As the report shows, some challenges remain: not all managers are comfortable directing employees who telework; agencies’ ability to track and report telework metrics vary; and a lack of prior data makes comparisons to past telework metrics difficult. This report will provide baseline data for future research and reports.
Overall, the use of telework is expanding and improving in the Federal Government. Ensuring its effective use will save energy and expense, boost accountability and resilience, and bring our Federal Workforce the responsiveness and flexibility that is expected in the 21st century.
The signing of the Telework Enhancement Act in December 2010 (the Act), set in motion a transformation of Federal telework that will have the effect of unleashing its potential as a strategic intervention for supporting agency effectiveness. The Act provides a framework of requirements designed to ensure a more systematic implementation of telework in Federal agencies than previously existed and adequate notice to employees of their telework eligibility status. Satisfying these requirements has meant a fundamental shift in how agency stakeholders view and implement telework –from a strictly individual employee benefit to a strategic organizational change program.
Telework program benefits extend from the individual to larger communities. Telework’s potential to enhance work-life balance for individual employees is well documented. Implemented widely across agencies, telework has the potential to improve quality of life for communities, for example, by reducing traffic congestion and pollution. Increasingly, however, the potential for agency benefits drives telework implementation.
• Aligned with agency strategy and mission, telework supports achievement of objectives increasingly important for operation of an efficient and effective Federal Government, including cost savings and improved performance, and maximizing organizational productivity.
• Developed as a strategic program, telework is a powerful agency recruitment and retention tool with the capacity to improve the competitive position of the Federal Government for recruiting and retaining the best possible workforce. .
• Leveraged as a management tool, telework mitigates potential disruptions to workplace productivity (e.g., severe weather).
July 9, 2012 at 10:23 am #165628
From Washington Post:
Telework report shows mixed results
By Joe Davidson
The Obama administration’s “first comprehensive view of telework practices across the entire federal government since the enactment of the Telework Enhancement Act” presents a mixed bag.
In the introduction to the report, released Friday by the Office of Personnel Management, OPM Director John Berry said agencies representing more than 99 percent of the federal workforce have included telework “as a critical component of their agency Continuity of Operations Plans,” which would be used to keep the government operating “through hazardous weather, pandemic or physical attacks that would result in the closure of Government buildings.”
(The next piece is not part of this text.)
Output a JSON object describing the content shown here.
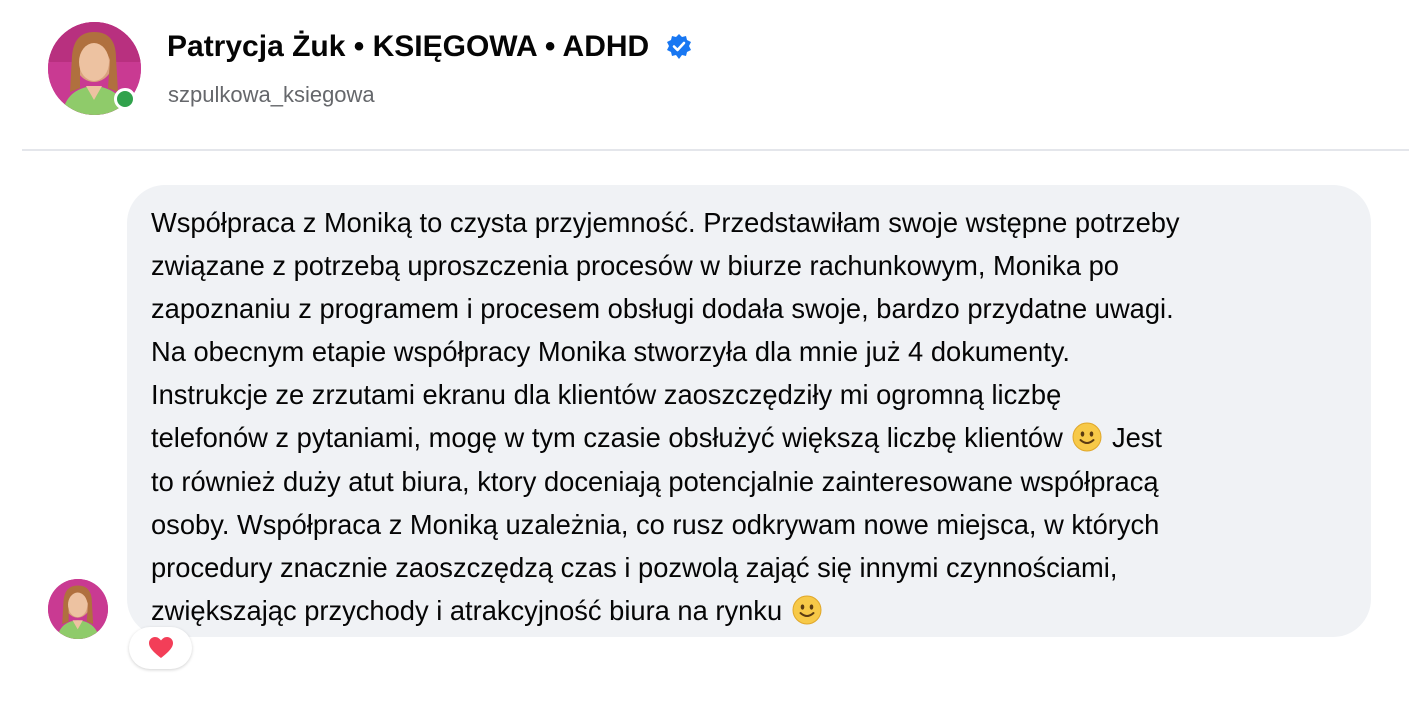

July 9, 2012 at 10:25 am #165626
From Government Executive:
OPM releases its most ‘comprehensive’ report on telework practices
Approximately 21 percent of eligible federal employees took advantage of telework in 2011, according to a new report from the Office of Personnel Management.
The 2012 Status of Telework in the Federal Government document released Friday will serve as a baseline to measure progress toward meeting requirements of the 2010 Telework Enhancement Act.
The document draws information from federal employees who were, for the first time, required to report telework data to OPM. Previously, agencies submitted their telework data to OPM on a voluntary basis.